Metadata-Version: 2.4
Name: calibre
Version: 0.2.0
Summary: Advanced probability calibration techniques for machine learning models
Author-email: Gaurav Sood <gsood07@gmail.com>
License: MIT
Project-URL: Homepage, https://github.com/gojiplus/calibre
Project-URL: Bug Tracker, https://github.com/gojiplus/calibre/issues
Project-URL: Documentation, https://github.com/gojiplus/calibre#readme
Classifier: Programming Language :: Python :: 3
Classifier: License :: OSI Approved :: MIT License
Classifier: Operating System :: OS Independent
Classifier: Topic :: Scientific/Engineering :: Artificial Intelligence
Classifier: Topic :: Scientific/Engineering :: Mathematics
Classifier: Topic :: Scientific/Engineering :: Information Analysis
Requires-Python: >=3.10
Description-Content-Type: text/markdown
License-File: LICENSE
Requires-Dist: numpy>=1.20.0
Requires-Dist: scipy>=1.7.0
Requires-Dist: scikit-learn>=1.0.0
Requires-Dist: cvxpy>=1.2.0
Requires-Dist: pandas>=1.3.0
Requires-Dist: matplotlib>=3.4.0
Provides-Extra: dev
Requires-Dist: pytest>=6.0.0; extra == "dev"
Requires-Dist: pytest-cov>=2.12.0; extra == "dev"
Requires-Dist: black>=21.5b2; extra == "dev"
Requires-Dist: mypy>=0.812; extra == "dev"
Requires-Dist: isort>=5.9.0; extra == "dev"
Dynamic: license-file

## Calibre: Advanced Calibration Models

[![PyPI version](https://badge.fury.io/py/calibre.svg)](https://badge.fury.io/py/calibre)
[![PyPI Downloads](https://static.pepy.tech/badge/calibre)](https://pepy.tech/projects/calibre)
[![Python Versions](https://img.shields.io/pypi/pyversions/calibre.svg)](https://pypi.org/project/calibre/)

Calibration is a critical step in deploying machine learning models. While techniques like isotonic regression have been standard for this task, they come with significant limitations:

1. **Loss of granularity**: Traditional isotonic regression often collapses many distinct probability values into a small number of unique values, which can be problematic  for decision-making.

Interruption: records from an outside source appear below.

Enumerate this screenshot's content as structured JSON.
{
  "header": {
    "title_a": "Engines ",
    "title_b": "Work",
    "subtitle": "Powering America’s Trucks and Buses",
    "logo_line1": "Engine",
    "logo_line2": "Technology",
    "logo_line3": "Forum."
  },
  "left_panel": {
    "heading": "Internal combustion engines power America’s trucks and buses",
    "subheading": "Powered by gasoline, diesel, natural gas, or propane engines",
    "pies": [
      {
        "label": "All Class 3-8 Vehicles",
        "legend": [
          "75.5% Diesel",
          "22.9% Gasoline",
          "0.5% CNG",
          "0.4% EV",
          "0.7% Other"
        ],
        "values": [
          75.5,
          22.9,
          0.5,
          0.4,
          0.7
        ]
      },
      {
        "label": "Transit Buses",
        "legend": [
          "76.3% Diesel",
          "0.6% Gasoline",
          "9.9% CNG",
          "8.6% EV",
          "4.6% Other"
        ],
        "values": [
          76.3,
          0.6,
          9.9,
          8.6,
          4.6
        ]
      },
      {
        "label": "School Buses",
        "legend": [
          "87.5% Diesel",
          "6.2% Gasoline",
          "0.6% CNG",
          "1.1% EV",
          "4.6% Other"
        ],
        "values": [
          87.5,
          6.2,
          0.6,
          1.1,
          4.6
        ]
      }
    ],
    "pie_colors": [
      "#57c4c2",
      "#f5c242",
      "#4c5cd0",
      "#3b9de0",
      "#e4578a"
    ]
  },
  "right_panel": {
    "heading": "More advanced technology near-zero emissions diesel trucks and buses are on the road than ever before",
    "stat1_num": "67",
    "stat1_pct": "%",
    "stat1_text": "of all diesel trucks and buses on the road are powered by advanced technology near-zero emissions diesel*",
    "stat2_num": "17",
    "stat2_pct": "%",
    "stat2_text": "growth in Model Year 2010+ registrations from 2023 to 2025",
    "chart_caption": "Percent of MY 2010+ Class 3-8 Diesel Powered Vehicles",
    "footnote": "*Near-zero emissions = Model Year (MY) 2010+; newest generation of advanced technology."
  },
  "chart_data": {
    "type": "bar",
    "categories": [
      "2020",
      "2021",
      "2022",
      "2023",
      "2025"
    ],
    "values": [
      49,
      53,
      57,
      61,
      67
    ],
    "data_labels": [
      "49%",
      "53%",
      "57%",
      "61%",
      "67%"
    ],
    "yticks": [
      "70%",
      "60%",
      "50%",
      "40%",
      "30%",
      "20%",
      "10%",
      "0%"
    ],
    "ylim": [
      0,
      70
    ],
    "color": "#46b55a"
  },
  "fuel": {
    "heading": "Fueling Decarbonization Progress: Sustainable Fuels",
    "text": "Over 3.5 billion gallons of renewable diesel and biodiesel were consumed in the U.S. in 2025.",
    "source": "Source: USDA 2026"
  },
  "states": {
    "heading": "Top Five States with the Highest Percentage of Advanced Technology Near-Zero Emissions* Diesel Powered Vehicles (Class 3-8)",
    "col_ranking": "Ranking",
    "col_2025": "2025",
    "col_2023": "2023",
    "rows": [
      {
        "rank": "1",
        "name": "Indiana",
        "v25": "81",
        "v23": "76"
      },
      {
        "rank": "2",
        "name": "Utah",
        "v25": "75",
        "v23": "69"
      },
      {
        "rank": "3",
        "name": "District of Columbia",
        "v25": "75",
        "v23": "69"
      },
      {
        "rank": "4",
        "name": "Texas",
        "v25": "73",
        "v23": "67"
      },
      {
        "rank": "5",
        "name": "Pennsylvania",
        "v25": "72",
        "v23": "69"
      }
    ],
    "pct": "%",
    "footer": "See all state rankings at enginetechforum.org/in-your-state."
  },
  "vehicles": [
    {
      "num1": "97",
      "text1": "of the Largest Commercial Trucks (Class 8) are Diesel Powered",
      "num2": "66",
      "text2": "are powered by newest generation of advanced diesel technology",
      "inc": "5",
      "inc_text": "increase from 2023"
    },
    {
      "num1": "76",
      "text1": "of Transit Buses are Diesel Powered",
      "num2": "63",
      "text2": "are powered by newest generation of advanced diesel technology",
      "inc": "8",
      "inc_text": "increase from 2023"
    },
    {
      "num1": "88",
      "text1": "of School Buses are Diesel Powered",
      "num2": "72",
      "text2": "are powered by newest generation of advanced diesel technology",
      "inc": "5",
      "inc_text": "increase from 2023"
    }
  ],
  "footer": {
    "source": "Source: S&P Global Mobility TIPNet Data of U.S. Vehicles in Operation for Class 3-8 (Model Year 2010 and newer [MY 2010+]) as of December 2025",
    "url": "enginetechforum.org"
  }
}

2. **Rigid monotonicity**: Perfect monotonicity might not always be necessary or beneficial; small violations might be acceptable if they better preserve the information content of the original predictions.

Calibre addresses these limitations by implementing a suite of advanced calibration techniques that provide more nuanced control over model probability calibration. Its methods are designed to preserve granularity while still favoring a generally monotonic trend.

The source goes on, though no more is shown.